Но вот оказывается, что зеркало это смеет отражать только карликов, а за карликами идут средней величины и большой величины и колоссальные Вии, чудовища гороподобные, кошмарные, но это уже силы непреодолимые, и Гоголь чувствует, что стоит только ему, маленькому философу и художнику, прямо глянуть в глаза Виев, чтобы они в порошок его стерли. А хочется жить, хочется творить, и в страшной внутренней конвульсии природа его раскалывается. Глаза ему уже изменили. На месте кошмаров он видит какие-то далекие светлые образы, какие-то величавые туманные лики. Ему кажется, что гадкие карлики, ползающие вокруг него, не порождение и не подножие, не почва, из которой выросли эти ужасные лики, грозные лики чудовищ, а, наоборот, болото, не соответствующее величавым богам, в которые превратила вышеупомянутая судорога его души в самых глазах его миродержащих уродов.
И здесь, стало быть, нельзя. Что же делать? А между тем Гоголь не хочет пописывать. Между тем страстная жажда славы и величия колышет его душу. Эта жажда уже получила свою пищу и в пути славы теплыми лучами озарила Гоголя. Он чувствует, что все взгляды обращены на него, что он — заместитель Пушкина, что он — главный жрец всероссийской литературы. Он высоко понимает свою задачу. Он хочет быть учителем жизни. И он учит, он проповедует, он грозит, он гремит, — но — увы! — совсем не теми словами, совсем не в ту сторону, и все его проповеди, вместо того чтобы украсить его в вечности, чтобы сверкающим нимбом окружить лик его в Пантеоне русских писателей, превращаются в смрадное облако, в чадный дым, порой совершенно закрывающий от нас его все-таки дорогие нам черты.
Последние годы жизни Гоголя с этим попом,[512] оплевывающим в нем все радостное, все творческое, с этим забитым, испуганным смирением, с этим сомнением и самосокрушением, — представляют собой действительную пытку.
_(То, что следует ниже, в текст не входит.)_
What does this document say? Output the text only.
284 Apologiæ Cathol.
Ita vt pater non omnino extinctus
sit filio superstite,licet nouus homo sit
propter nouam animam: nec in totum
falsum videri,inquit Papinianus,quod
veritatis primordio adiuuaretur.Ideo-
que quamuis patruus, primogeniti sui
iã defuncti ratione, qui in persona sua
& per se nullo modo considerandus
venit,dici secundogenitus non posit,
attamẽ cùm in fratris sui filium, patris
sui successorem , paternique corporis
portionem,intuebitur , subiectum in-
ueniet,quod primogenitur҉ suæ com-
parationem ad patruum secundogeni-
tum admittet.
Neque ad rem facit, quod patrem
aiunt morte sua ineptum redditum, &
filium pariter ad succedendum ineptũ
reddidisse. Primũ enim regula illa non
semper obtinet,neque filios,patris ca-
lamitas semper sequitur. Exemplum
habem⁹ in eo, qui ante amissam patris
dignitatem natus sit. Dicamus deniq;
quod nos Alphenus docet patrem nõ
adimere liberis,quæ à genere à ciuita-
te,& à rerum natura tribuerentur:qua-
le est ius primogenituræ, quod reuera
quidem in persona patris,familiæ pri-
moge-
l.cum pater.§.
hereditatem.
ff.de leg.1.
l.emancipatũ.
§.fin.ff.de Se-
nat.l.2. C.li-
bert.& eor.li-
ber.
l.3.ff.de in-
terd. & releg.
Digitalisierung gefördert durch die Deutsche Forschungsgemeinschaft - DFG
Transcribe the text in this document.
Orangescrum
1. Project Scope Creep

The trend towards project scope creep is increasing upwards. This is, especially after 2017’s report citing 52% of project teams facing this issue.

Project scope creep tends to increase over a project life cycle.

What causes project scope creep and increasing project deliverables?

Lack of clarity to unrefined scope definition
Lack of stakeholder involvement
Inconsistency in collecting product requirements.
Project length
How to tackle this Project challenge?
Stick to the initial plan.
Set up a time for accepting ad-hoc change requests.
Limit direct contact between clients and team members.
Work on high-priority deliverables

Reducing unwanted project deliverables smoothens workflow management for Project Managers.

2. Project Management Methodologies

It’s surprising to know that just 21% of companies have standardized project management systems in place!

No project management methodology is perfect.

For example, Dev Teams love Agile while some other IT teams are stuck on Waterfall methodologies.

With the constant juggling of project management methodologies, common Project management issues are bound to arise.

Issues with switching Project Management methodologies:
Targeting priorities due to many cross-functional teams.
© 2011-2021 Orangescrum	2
Кто же это корчится перед нами, вот этот худой, длинноносый, с потухшими глазами? Кто это сжигает свою душу? Это великий писатель от природы, поэт счастья, царственный фантаст, волшебник искрометного смеха, получивший переломивший его пополам удар железной палицей самодержавия; самодержавие вкупе и влюбе со всем русским бытом, которого оно было и порождением и причиной, наступило на мозг и сердце Гоголя, потому он и корчится теперь, как червь, не смеет протестовать или протестует не против того, извивается, желая защититься, но извивается бесплодно, нецелесообразно.
Почти у всякой русской писательской могилы, у могилы Радищева, Пушкина, Лермонтова, Гоголя, Некрасова, Достоевского, Толстого и многих и многих других, почти у всех можно провозгласить страшную революционную анафему против старой России, ибо всех их она либо убила, либо искалечила, обузила, обгрызла, завела не на ту дорогу. Если же все же они остались великими, то вопреки этой проклятой старой России, и все, что в них есть пошлого, ложного, недоделанного, слабого, все это дала им она.